After spending tens of millions of dollars trying to kill the new health care reform law, the nation’s big health insurance companies now are "sparing no expense to weaken this new law and the protection it promises to America’s consumers," says Sen. Jay Rockefeller (D-W.Va.).

According to a new report by the coalition Health Care for America Now (HCAN), big insurers are trying to gut proposed new rules that require they spend a certain amount of premium dollars on actual medical care, not wasteful administration, marketing or executive pay and bonuses.

 

The medical care cost benchmark under the Affordable Health Care for America Act is known as the medical-loss ratio (MLR). It is set at a minimum of 80 percent of premiums for individual and small employer plans and 85 percent of premiums for large employer plans. Insurers that fail to meet those MLRs must rebate the difference to enrollees.

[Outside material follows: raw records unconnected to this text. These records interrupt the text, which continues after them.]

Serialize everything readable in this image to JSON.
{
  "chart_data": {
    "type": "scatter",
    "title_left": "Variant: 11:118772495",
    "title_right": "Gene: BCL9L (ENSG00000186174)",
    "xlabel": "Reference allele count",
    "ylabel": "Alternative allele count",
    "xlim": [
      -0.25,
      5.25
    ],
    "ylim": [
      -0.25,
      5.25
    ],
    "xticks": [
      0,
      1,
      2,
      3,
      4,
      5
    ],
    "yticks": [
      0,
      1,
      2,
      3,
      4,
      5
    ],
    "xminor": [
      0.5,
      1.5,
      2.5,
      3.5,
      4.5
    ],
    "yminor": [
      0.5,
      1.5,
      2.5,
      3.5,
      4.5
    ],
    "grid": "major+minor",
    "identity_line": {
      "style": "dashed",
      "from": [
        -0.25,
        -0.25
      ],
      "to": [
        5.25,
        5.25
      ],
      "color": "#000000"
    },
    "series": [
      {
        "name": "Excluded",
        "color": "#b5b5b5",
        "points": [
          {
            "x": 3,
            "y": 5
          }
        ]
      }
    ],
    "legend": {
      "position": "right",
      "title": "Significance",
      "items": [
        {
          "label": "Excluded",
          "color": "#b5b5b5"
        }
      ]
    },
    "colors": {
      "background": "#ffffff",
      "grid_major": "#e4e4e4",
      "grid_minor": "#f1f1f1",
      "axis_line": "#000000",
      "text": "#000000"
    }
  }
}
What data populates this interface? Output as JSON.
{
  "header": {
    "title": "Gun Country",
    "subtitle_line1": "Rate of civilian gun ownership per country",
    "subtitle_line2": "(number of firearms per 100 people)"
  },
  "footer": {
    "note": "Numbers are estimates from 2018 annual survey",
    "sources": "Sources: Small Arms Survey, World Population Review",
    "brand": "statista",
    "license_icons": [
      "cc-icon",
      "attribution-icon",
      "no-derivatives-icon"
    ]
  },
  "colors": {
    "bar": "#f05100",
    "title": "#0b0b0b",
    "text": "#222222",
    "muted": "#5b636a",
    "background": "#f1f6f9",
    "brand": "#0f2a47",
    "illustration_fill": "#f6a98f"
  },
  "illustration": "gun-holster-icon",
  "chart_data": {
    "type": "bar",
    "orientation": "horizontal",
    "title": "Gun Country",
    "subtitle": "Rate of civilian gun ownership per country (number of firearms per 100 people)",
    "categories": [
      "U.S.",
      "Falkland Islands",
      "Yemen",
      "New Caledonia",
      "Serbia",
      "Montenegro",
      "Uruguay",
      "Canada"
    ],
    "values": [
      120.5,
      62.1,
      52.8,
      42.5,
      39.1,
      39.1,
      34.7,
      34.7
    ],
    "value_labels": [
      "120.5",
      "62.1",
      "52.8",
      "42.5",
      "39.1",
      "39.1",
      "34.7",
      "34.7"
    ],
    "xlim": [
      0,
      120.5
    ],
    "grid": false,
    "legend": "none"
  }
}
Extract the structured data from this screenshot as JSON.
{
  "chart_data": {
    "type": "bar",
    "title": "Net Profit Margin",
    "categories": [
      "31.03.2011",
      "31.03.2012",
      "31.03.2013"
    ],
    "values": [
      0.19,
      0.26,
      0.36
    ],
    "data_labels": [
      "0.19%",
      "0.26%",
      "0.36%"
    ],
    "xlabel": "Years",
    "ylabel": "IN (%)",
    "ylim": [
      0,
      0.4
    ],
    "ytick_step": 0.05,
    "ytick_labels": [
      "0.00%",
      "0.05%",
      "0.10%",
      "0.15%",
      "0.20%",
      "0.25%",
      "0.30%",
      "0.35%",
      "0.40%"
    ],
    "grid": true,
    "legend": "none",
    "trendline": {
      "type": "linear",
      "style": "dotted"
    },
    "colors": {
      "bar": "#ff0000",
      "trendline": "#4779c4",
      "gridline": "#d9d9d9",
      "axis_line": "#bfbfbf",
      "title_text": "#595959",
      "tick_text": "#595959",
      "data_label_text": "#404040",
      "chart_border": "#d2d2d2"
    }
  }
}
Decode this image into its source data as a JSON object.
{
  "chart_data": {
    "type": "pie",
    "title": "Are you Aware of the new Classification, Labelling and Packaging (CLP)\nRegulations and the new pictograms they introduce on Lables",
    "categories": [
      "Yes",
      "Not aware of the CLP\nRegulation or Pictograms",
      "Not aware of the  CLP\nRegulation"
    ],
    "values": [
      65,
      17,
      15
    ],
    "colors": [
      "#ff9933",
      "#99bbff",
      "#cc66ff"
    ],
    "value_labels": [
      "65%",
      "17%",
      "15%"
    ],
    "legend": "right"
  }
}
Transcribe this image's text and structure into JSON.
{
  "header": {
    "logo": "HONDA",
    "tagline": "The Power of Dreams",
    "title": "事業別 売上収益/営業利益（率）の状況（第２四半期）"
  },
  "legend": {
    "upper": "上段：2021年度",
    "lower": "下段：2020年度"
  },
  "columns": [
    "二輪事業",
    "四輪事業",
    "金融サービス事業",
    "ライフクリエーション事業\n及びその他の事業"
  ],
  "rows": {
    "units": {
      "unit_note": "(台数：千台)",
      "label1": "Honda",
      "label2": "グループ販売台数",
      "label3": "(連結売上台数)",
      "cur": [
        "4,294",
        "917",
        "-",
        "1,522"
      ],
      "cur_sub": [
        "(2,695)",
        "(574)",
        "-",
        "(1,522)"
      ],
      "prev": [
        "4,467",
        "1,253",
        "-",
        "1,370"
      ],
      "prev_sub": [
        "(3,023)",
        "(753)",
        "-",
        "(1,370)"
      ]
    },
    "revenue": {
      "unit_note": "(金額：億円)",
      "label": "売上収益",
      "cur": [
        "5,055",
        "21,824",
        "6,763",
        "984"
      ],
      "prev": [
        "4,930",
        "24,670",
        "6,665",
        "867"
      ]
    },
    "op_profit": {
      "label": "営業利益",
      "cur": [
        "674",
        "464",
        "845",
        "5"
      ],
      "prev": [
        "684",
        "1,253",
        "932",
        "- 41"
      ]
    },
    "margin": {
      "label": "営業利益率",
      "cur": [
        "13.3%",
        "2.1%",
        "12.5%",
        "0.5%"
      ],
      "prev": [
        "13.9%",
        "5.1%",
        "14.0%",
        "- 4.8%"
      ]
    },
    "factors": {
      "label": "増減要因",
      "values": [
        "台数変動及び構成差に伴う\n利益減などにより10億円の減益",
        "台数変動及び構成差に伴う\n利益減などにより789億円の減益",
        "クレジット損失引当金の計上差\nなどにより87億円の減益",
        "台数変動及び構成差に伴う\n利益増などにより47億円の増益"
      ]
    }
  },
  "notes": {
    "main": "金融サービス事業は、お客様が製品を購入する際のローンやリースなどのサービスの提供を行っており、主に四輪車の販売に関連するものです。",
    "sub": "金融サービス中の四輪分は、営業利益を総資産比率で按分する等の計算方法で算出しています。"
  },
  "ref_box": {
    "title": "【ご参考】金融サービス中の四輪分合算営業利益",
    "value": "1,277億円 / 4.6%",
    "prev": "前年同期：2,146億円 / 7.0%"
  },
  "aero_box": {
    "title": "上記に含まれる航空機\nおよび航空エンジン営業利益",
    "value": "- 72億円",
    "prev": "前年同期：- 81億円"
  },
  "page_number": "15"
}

The new MLR rules are being established by the National Association of Insurance Commissioners (NAIC), which is made up of insurance regulators from the states. According to the HCAN report, the America’s Health Insurance Plans (AHIP) and the Blue Cross and Blue Shield Association and their member insurers:

want to redefine MLRs by pressuring the NAIC to give insurers vast discretion over what expenses they may classify as clinical and administrative costs. Already, Wellpoint Inc., the nation’s largest private health insurer by enrollment, has reclassified $500 million in administrative costs as medical expenses.

Rockefeller says the insurance industry is “furiously lobbying” the NAIC to write the new rules in a way that will:

allow them to do business as they did before the passage of health reform. The resources health insurance companies are throwing into the effort to weaken the medical loss ratio appear almost endless.